That having been said, artillery pounding densely packed cities will cause terrible casualties. A city with skyscrapers has never been shelled that heavily before, you'd see the whole skyline collapse in short order. Even so, the shells alone would only, like you said, probably kill off one or two hundred thousand before they could get out of town.
Many casualties will come from chemical weapons. If you have any notion that North Korea won't use them for some reason, part with it immediately. Their doctrine calls for persistant strikes in population centers south of Seoul, and non-persistant strikes on troop and civil concentrations in the path of their advance.
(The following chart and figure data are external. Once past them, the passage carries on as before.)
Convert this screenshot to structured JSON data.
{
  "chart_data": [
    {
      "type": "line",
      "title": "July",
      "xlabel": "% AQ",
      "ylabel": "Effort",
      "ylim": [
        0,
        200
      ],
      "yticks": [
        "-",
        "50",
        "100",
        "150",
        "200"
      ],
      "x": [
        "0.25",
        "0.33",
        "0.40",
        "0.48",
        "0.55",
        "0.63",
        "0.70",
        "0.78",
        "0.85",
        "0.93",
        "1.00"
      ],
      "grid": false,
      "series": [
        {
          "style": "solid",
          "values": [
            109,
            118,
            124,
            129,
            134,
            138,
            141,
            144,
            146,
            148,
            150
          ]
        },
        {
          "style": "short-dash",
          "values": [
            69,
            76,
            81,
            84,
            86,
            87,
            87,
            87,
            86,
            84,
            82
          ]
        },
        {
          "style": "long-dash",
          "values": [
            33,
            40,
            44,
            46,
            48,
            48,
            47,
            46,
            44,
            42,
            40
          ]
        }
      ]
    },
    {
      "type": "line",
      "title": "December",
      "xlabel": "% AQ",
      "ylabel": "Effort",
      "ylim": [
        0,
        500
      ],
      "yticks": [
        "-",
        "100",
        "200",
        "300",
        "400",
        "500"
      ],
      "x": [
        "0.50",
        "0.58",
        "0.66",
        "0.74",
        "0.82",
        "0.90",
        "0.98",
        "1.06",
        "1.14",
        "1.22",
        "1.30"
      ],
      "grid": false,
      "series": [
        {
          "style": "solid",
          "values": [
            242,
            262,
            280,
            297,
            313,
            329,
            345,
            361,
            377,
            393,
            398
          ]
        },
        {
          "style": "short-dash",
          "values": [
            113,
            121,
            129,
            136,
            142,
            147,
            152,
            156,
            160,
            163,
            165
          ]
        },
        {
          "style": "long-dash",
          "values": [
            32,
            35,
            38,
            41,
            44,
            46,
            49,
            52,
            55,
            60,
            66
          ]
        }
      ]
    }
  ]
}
A massive refugee problem will soon erupt, and disease and starvation will claim many as food distribution networks on the densly populated peninsula break down. This is what generally kills off most civilians in war, anyways. If the war drags on for any amount of time, I'd expect to see civilian casualties (SK, that is) number around one million, if we could wrap it up in a few weeks, then it would be less.
You make several excellent points here. All that I would add to your argument is the mayhem which would be caused by PDRK infiltrators in the early hours of an attack. North Korea places an inordinate emphasis on its very large special forces, and has demonstrated the absolute ease with which its agents can infiltrate across (beneath) the DMZ. Seoul would be a very miserable place in the event of war.